On 4 Jan 2014 at 1:46pm RosiecheeksRosiecheeks wrote:
The fire fighters are very lucky. They go to work their shift. When there are no call outs they have a gym, play table tennis, play cards and even have a superb kitchen to cook in. When they have finished their shift, they have time to have another job, ie window cleaning. Seems like a good little number to me!
On 4 Jan 2014 at 3:56pm what ever wrote:
unions solve nothing, they are there for the militant mind people who are unwilling to move with the times, and are in fear of change. what has a strike ever achieved? if people go on strike the Co that they work for become unable to compete in a competitive market. their clients will take there custom elsewhere, eventually rendering that Co redundant along with the work force. the "fat cat" union boss wont be out of a job. he will still be paying his mortgage while the person called out on strike is not being paid and then loses his job because the Co is forced to close. "yeah come on bros lets strike". it didn't work in the 60s and it certainly wont work in 2014.

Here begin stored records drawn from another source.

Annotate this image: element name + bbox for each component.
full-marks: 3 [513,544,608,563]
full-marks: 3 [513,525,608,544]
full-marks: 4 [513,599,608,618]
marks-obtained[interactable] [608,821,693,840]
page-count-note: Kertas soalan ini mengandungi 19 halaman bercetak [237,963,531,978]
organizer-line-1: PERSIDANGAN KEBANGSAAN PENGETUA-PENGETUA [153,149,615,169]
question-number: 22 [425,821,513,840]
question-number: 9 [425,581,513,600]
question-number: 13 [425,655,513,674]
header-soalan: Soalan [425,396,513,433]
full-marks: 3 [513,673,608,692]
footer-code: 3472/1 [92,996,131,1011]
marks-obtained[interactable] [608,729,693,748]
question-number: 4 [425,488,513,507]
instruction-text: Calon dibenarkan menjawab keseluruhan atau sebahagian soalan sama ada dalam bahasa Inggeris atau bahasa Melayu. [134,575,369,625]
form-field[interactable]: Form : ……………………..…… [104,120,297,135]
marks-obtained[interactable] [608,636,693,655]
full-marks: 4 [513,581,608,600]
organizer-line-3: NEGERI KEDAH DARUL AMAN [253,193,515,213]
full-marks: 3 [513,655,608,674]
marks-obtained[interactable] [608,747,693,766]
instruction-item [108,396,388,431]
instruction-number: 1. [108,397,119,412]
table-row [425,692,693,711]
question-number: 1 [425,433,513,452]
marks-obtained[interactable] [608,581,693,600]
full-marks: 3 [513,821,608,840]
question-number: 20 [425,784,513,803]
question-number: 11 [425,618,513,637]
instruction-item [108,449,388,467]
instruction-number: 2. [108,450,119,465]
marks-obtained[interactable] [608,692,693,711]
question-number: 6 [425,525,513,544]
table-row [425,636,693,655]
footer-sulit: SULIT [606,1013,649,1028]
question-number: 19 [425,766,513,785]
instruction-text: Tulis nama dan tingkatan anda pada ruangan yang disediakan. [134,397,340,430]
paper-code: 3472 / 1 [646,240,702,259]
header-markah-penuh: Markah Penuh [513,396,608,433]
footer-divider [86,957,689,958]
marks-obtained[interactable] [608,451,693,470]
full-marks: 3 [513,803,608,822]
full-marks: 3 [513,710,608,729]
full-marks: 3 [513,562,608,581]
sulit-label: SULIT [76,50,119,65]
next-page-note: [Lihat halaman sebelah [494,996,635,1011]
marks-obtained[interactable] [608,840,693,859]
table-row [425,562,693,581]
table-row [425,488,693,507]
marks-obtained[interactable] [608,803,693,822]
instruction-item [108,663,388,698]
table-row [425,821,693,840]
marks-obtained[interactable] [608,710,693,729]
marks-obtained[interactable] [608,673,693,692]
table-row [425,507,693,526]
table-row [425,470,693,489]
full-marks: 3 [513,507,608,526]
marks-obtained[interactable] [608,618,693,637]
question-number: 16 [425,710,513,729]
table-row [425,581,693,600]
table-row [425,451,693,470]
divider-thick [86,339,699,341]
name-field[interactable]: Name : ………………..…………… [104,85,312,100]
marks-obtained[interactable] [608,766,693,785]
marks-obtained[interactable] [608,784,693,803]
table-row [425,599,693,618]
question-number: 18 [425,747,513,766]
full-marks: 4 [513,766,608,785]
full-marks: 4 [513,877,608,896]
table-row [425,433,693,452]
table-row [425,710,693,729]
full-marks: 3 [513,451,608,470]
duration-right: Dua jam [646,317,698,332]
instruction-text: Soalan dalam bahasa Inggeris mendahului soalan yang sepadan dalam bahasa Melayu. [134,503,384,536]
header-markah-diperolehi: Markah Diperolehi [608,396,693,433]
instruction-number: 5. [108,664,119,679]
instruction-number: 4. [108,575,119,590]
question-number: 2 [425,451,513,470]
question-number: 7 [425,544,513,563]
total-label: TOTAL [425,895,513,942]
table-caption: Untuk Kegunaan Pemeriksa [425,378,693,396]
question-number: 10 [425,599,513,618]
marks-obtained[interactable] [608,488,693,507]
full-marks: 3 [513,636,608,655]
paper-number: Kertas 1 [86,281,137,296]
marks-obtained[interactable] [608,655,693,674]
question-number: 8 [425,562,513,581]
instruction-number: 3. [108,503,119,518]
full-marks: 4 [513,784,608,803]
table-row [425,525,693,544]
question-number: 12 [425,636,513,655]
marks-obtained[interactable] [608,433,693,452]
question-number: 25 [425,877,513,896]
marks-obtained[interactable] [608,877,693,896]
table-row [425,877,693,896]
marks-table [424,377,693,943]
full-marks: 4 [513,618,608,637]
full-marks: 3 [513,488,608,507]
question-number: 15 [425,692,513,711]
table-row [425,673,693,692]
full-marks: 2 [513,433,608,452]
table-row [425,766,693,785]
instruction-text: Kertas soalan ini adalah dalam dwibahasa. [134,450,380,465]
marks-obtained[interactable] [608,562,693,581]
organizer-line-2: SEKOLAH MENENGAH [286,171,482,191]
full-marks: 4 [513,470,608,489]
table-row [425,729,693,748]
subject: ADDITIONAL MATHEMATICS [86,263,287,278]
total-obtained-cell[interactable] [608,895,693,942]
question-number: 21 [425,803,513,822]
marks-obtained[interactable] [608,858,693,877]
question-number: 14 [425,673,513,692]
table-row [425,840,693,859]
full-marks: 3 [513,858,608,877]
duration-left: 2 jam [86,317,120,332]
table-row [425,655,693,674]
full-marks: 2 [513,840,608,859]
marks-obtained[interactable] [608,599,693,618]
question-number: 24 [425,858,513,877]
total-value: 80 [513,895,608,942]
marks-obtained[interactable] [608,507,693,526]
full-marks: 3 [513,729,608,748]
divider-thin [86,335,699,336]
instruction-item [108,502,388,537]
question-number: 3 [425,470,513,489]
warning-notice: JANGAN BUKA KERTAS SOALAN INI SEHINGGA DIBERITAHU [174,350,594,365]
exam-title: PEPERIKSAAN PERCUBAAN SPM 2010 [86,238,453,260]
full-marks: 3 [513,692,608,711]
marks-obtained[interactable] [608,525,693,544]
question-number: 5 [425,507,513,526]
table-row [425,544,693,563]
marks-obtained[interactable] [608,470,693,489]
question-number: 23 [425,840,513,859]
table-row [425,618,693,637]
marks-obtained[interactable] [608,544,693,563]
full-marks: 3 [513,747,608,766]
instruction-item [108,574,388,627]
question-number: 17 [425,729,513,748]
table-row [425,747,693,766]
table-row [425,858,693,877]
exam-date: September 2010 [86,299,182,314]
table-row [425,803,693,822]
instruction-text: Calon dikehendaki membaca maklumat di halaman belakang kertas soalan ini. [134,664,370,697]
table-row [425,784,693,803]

On 4 Jan 2014 at 5:29pm Southover Queen wrote:
All of which merely goes to show that you have absolutely no idea what you're talking about, "what ever". A strike is the ultimate sanction of a workforce and is the very last thing they want to do. A good union boss values a constructive relationship with the company boss and vice versa. In fact, the most successful manufacturing economy in Europe - Germany - is heavily unionised, but without this silly "them and us" attitude fostered by a right wing press.
On 4 Jan 2014 at 8:27pm what ever wrote:
well southover queen, it might be the "last thing they want to do",that is not in question. the result of a strike however is. a strike is very damaging on both sides and there are no winners. they don't work. and I do have an idea, as I have been there and seen a multi national Co that was trading for over 100 years brought to its knees and eventually take the whole lot to india. you cannot compare our economy to that of Germany. it may work over there, it will never work in Britain. again may I remind you of the scenes in the 60s, what has it achieved in the last 40 years. we used to be one the major manufacturing economies in the world, now we are a mere shadow. and people think striking is a way to get their point across. may I remind you that a strike by our steel manufacturing only last year very nearly took it to the point of shut down, 100s of people would have been directly affected and 1000s indirectly. I think it is you that knows not what they are on about. history shows it does not work.
On 4 Jan 2014 at 10:01pm Southover Queen wrote:
History shows that we have an appalling history of poor management and awful relations with our workforces, I would suggest. Why are you so quick to assume that the failure of British industry is down to union activity? Isn't there a faint possibility that the decline is at least in part to do with poor management practices? That, I'm afraid, is why the German example is one which is well worth studying: they are employers who respect their workforce and wish to communicate with them rather than engage in games of brinkmanship.
There are alternative points of view to yours, you know, and that's all I'm doing: offering an alternative. Companies with good relations with their workers (and that often means some kind of union, because that's a far more efficient way of doing it) do much better than those who treat their workforce as pawns to be moved around at will and pay them a pittance.
If I challenge you it's because everything you say suggests very strongly to me that you've never been a union member or part of a unionised workforce. You're just trotting out the hoary old excuses which end up polarising the argument, and which betray no interest in listening to and learning from the people who actually do the work.